Harvested caribou were tested for contaminants as was done previously in the 90’s. Not only were the kidneys tested but also muscle tissue and body weight information was gathered. The science was to be compared with other studies throughout the Arctic circumpolar region of the world.
•Build on existing Traditional Knowledge project to broaden understanding of traditional use and more specifically caribou.
•Consider adaptive strategies as it pertains to climate change and changes in quality and availability of local foods, and consequently human health.
•To build on the capacity of the Ross River Dena people to assess information with respect to human health.
•Develop an understanding of current and historic patterns of abundance, distribution and movement patterns of the Tay River heard; Traditional Dena movement patterns in relation to the Tay river herd; Traditional assessment of caribou health and abundance and how Dena adapted to changes.
Results: It was learned that there were vast numbers of caribou in the Ross River area and times that there were little – the conclusion was that there was a cycle of abundance and scarcity.

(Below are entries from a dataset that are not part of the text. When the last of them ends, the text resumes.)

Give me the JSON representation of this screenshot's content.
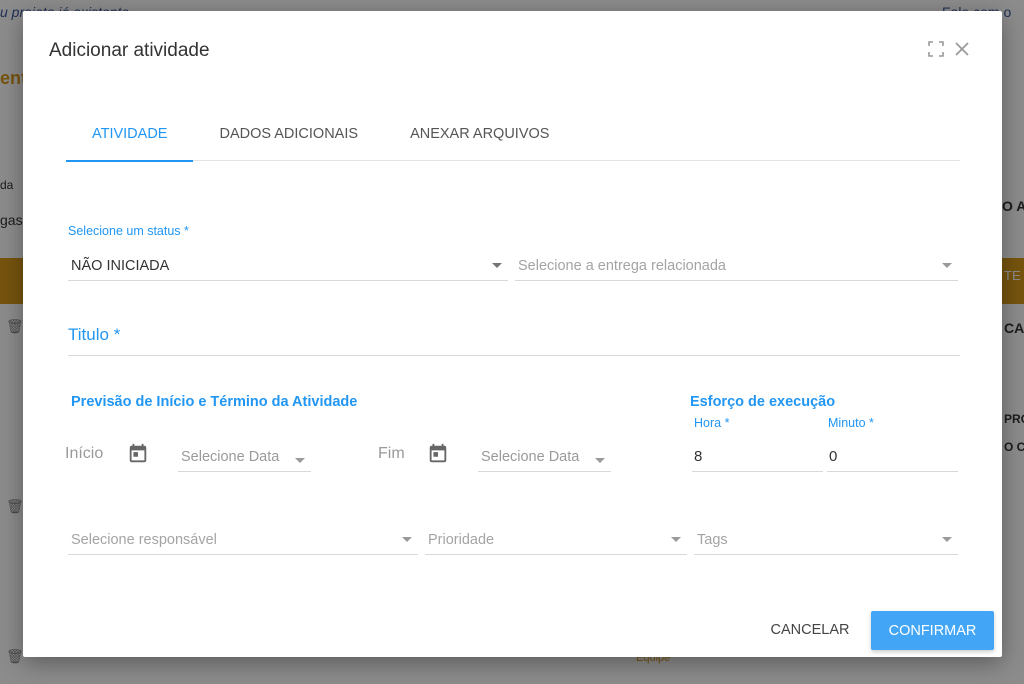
{
  "background": {
    "top_left_text": "u projeto já existente",
    "top_right_text": "Fale com o",
    "left_fragments": [
      "ent",
      "da",
      "gas"
    ],
    "right_fragments": [
      "O A",
      "TE D",
      "CAt",
      "PRO",
      "O CO"
    ],
    "bottom_label": "Equipe"
  },
  "modal": {
    "title": "Adicionar atividade",
    "expand_icon": "fullscreen-icon",
    "close_icon": "close-icon",
    "tabs": [
      {
        "label": "Atividade",
        "active": true
      },
      {
        "label": "Dados adicionais",
        "active": false
      },
      {
        "label": "Anexar arquivos",
        "active": false
      }
    ],
    "status": {
      "label": "Selecione um status",
      "required_mark": "*",
      "value": "NÃO INICIADA"
    },
    "delivery": {
      "placeholder": "Selecione a entrega relacionada"
    },
    "titulo": {
      "label": "Titulo",
      "required_mark": "*"
    },
    "schedule": {
      "section_title": "Previsão de Início e Término da Atividade",
      "start_label": "Início",
      "start_placeholder": "Selecione Data",
      "end_label": "Fim",
      "end_placeholder": "Selecione Data"
    },
    "effort": {
      "section_title": "Esforço de execução",
      "hours_label": "Hora",
      "hours_required": "*",
      "hours_value": "8",
      "minutes_label": "Minuto",
      "minutes_required": "*",
      "minutes_value": "0"
    },
    "responsible": {
      "placeholder": "Selecione responsável"
    },
    "priority": {
      "placeholder": "Prioridade"
    },
    "tags": {
      "placeholder": "Tags"
    },
    "buttons": {
      "cancel": "Cancelar",
      "confirm": "Confirmar"
    }
  },
  "colors": {
    "accent": "#2196f3",
    "confirm_bg": "#42a5f5",
    "bg_orange": "#d89a1a"
  }
}
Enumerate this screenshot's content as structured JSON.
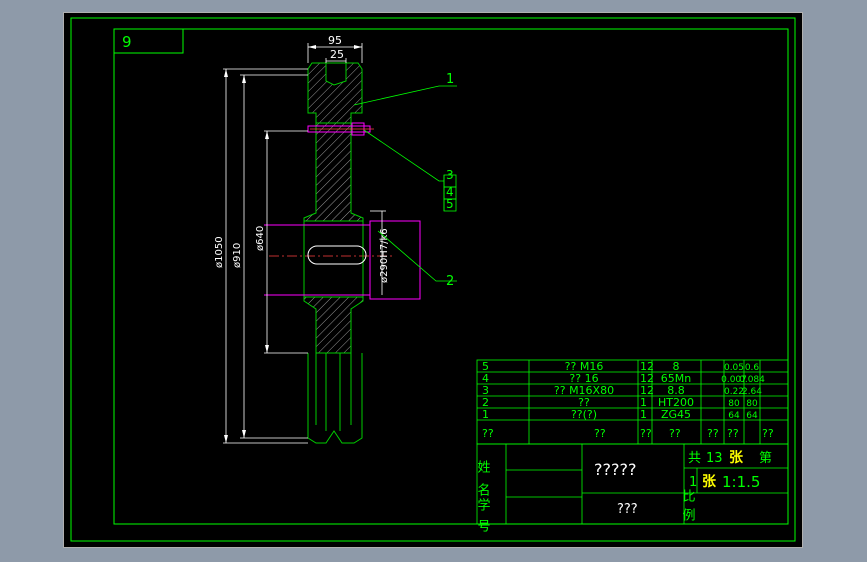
{
  "sheet_number": "9",
  "dimensions": {
    "top_width": "95",
    "slot_width": "25",
    "outer_dia": "ø1050",
    "pitch_dia": "ø910",
    "inner_dia": "ø640",
    "bore": "ø290H7/k6"
  },
  "balloons": [
    "1",
    "2",
    "3",
    "4",
    "5"
  ],
  "parts_list": {
    "rows": [
      {
        "no": "5",
        "name": "?? M16",
        "qty": "12",
        "material": "8",
        "unit_wt": "0.05",
        "total_wt": "0.6"
      },
      {
        "no": "4",
        "name": "?? 16",
        "qty": "12",
        "material": "65Mn",
        "unit_wt": "0.007",
        "total_wt": "0.084"
      },
      {
        "no": "3",
        "name": "?? M16X80",
        "qty": "12",
        "material": "8.8",
        "unit_wt": "0.22",
        "total_wt": "2.64"
      },
      {
        "no": "2",
        "name": "??",
        "qty": "1",
        "material": "HT200",
        "unit_wt": "80",
        "total_wt": "80"
      },
      {
        "no": "1",
        "name": "??(?)",
        "qty": "1",
        "material": "ZG45",
        "unit_wt": "64",
        "total_wt": "64"
      }
    ],
    "header": {
      "no": "??",
      "name": "??",
      "qty": "??",
      "material": "??",
      "unit_wt": "??",
      "total_wt": "??",
      "remark": "??"
    }
  },
  "title_block": {
    "name_label": "姓名",
    "id_label": "学号",
    "drawing_name": "?????",
    "school": "???",
    "sheets_total_label": "共",
    "sheets_total": "13",
    "sheet_unit": "张",
    "sheet_no_label": "第",
    "sheet_no": "1",
    "sheet_unit2": "张",
    "scale_label": "比例",
    "scale_value": "1:1.5"
  },
  "colors": {
    "background": "#000000",
    "outline": "#00ff00",
    "part_line": "#00cc00",
    "dimension": "#ffffff",
    "magenta": "#ff00ff",
    "hatch": "#a0a0a0",
    "table_text": "#00ff00",
    "title_yellow": "#ffff00",
    "centerline": "#ff4040"
  }
}
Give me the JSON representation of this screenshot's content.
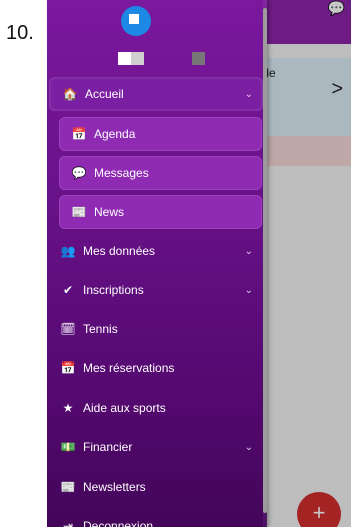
{
  "step_number": "10.",
  "background": {
    "card_text": "lle de",
    "card_chevron": ">",
    "fab_label": "+"
  },
  "drawer": {
    "items": [
      {
        "label": "Accueil",
        "icon": "home-icon",
        "glyph": "🏠",
        "chevron": "⌄"
      },
      {
        "label": "Agenda",
        "icon": "calendar-icon",
        "glyph": "📅"
      },
      {
        "label": "Messages",
        "icon": "comments-icon",
        "glyph": "💬"
      },
      {
        "label": "News",
        "icon": "newspaper-icon",
        "glyph": "📰"
      },
      {
        "label": "Mes données",
        "icon": "users-icon",
        "glyph": "👥",
        "chevron": "⌄"
      },
      {
        "label": "Inscriptions",
        "icon": "check-icon",
        "glyph": "✔",
        "chevron": "⌄"
      },
      {
        "label": "Tennis",
        "icon": "calendar-check-icon",
        "glyph": "🗓"
      },
      {
        "label": "Mes réservations",
        "icon": "calendar-icon",
        "glyph": "📅"
      },
      {
        "label": "Aide aux sports",
        "icon": "star-icon",
        "glyph": "★"
      },
      {
        "label": "Financier",
        "icon": "money-icon",
        "glyph": "💵",
        "chevron": "⌄"
      },
      {
        "label": "Newsletters",
        "icon": "newspaper-icon",
        "glyph": "📰"
      },
      {
        "label": "Deconnexion",
        "icon": "sign-out-icon",
        "glyph": "⇥"
      }
    ]
  },
  "colors": {
    "drawer_top": "#7a189e",
    "drawer_bottom": "#43055a",
    "topbar": "#8e24aa",
    "fab": "#d32f2f",
    "logo": "#1e88e5"
  }
}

There was also a management system when the number appears to decline by hunting other species or elsewhere where the numbers are better. Traditional land stewardship is guided by traditional laws that were handed down through the many generations of Kaska ancestry. Predator control was also observed when populations of wolves increased.
The change now being experienced has never been observed prior to present day events, and it is having a broad effect not only on caribou. Much earlier spring thaw-freeze has taken its toll on caribou calves, and created difficulties in caribou getting to their food through the snow crust that forms over them. It was also noticed that the summer months are a lot warmer which makes it difficult for the caribou as they go higher into the mountains to seek out snow patches and to get away from many insects on windy ridges. Wildfires are also a huge concern as they destroy core winter habitats and the lichen the caribou depend on for food and causes travel disruptions if the fires go through travel corridors. Over Harvesting has also been highlighted as more hunters are beginning to come as other caribou populations are dwindling elsewhere.
Contaminants are also being identified as a concern as scientist conducted studies in the 90’s and identified cadmium levels, which have increased in caribou in the Tay herd. A 2011 follow-up study has shown the levels have remained as previous results. Many of the Ross River Elders believe this may be the result of the Faro Mine project, which is located 60 km downstream from Ross River. The local concern takes on more emphasis as more mineral interests are being discovered in the region. Management Planning is most favorable to Ross River Elders where traditional knowledge and science can be equally applied to establish a management plan.
Outputs: The caribou study gathered information from Ross River Dena traditional knowledge holders and scientists and produced a 40-minute DVD video.